Shark attack victim identified as Tasmanian health worker
UPDATE 11AM: THE woman attacked by a shark in the Whitsundays yesterday has been identified as Tasmanian woman Justine Barwick.
Family Based Care Tasmania, where the 46-year-old works, have released a statement confirming Mrs Barwick was on holidays with her family when the awful incident occurred.
Family Based Care CEO Douglass Doherty said Mrs Barwick is an avid snorkeler and was on an annual trip to the Whitsundays.
"I am able to confirm that our Operations Manager Justine Barwick, has been hospitalised as a result of a shark attack that took place at approximately 5pm yesterday in the Whitsunday Passage," Mr Doherty said.

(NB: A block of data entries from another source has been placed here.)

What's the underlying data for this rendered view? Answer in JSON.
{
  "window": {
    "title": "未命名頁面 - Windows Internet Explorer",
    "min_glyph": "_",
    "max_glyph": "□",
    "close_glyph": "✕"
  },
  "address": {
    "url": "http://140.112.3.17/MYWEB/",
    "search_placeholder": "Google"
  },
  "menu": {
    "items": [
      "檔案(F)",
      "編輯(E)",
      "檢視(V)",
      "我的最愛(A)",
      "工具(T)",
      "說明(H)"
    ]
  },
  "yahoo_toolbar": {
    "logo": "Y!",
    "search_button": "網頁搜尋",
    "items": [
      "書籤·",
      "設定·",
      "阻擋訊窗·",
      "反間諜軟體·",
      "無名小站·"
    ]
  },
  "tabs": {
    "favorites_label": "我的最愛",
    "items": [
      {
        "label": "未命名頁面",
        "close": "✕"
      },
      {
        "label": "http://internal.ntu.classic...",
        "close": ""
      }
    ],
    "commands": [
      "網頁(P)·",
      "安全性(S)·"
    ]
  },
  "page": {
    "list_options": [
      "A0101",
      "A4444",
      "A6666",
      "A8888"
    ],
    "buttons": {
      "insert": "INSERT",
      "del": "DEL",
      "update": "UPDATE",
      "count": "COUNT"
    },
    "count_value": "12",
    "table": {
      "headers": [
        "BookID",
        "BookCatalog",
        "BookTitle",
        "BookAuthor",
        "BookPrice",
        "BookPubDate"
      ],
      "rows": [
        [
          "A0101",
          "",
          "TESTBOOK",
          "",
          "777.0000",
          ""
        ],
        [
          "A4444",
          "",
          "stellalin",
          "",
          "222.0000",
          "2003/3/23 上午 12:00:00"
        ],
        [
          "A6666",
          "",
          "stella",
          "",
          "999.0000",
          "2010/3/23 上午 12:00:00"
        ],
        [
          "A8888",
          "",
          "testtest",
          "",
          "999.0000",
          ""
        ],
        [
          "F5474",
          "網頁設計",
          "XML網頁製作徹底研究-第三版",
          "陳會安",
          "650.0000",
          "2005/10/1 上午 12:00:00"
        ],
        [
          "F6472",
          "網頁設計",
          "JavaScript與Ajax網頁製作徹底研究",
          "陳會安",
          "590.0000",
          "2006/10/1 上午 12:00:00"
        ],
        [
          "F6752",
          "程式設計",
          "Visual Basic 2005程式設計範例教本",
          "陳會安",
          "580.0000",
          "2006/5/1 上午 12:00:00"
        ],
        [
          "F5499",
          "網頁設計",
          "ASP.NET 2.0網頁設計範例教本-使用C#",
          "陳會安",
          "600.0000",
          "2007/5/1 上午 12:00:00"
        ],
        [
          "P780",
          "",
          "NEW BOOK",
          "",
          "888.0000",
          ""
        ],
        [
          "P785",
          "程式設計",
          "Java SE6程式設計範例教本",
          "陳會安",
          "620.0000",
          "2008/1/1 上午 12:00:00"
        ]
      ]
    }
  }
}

"Justine was on leave with her husband and friends enjoying time on their family yacht as part of an annual trip to the Whitsundays. She is an avid snorkeler and enjoys these times away with family and friends.
"At this time Justine is in a critical but stable condition. Justine is a fighter - a fit resilient woman who is an outstanding leader in the aged and disability care sectors. These intrinsic attributes will serve her well in her recovery."
INITIAL: A TRIFECTA of lucky breaks has saved the life of a Tasmanian tourist mauled by a shark in the Whitsundays.
The 46-year-old woman had a "huge chunk" of her right leg bitten off by a shark about 5pm on Wednesday, at Cid Harbour off Whitsunday Island.
It has been revealed a perfect mix of luck and emergency services coordination could have well saved the woman's life.
It is understood the RACQ CQ Rescue helicopter had been in the vicinity of the incident, tasked to a beacon search in Proserpine, when the four-men crew received the call, arriving on scene in 15 minutes.
As they hovered overhead, it drew the attention of an off-duty emergency doctor who was on a nearby yacht.
The doctor rushed to the scene as the woman was pulled onto 50-foot yacht Topaz, understood to be out of Sydney.
"There was a local emergency doctor from Mackay Base Hospital on another vessel and he ventured over when he saw us doing a few orbits around," RACQ CQ Rescue air crewman Ben McCauley said.
"He went over and helped out with the original first aid and did a lot of assessment for us so we could pretty much just pick her up and go from there.
"The original first aid was actually really well done, we actually didn't have to do anything with the leg. It was torniqueted up, bandaged really well and blood loss had stopped, they did really well."
Restricted by the lack of an open deck and the yacht's high mast, the RACQ CQ Rescue crew was forced to winch down into a dingy that had been repositioned 100 metres from the yacht.
The woman was then stabilised by a Queensland Ambulance Service critical care paramedic that had been on board the chopper.
"We didn't get a real good look at the leg itself, we didn't unpack it because there was no bleeding but we were told there was arterial bleeding, a lot of blood loss," Mr McCauley said.
"A big chunk of the leg taken, a few small puncture wounds on her calf muscle but apart from that, that was about it.
"The patient was sort of in and out of consciousness, we gave her some pain relief, put her to sleep and woke her up again so she didn't really have too much to say."
With their fuel tank just ten minutes short of what was needed to reach Mackay, the RACQ CQ Rescue diverted to Prosperine to refuel.
In a show of perfect synchronisation, the helicopter landed as on ground paramedics arrived with bags of blood and more pain relief.
RACQ CQ Rescue pilot Kevin Berry said the woman was lucky to be alive considering how much longer it would have taken for her to get help if they had not been in the area.
"We were about ten minutes short of fuel of coming back to Mackay, so we decided to go to Proserpine to refuel there," he said.
"It would have been ideal if we got have got some fuel at Hamilton Island, it's much closer, but unfortunately they didn't have any there.
"Those logistics were quite good that we all arrived at Proserpine at the same time and that gave the paramedic the chance to work on the patient a little bit more, stabilise her, put some monitoring on her and the fluids were needed straight away.
"So maybe fortuitous that landing at Proserpine got the fluids to her quicker than flying straight to Mackay. It all came together really.
"Certainly quick response, and I guess if we weren't in the area the emergency doctor wouldn't have known there was an issue, so very fortuitous that time, people and resources were there when we needed them."
The woman remains at Mackay Base Hospital in a critical condition.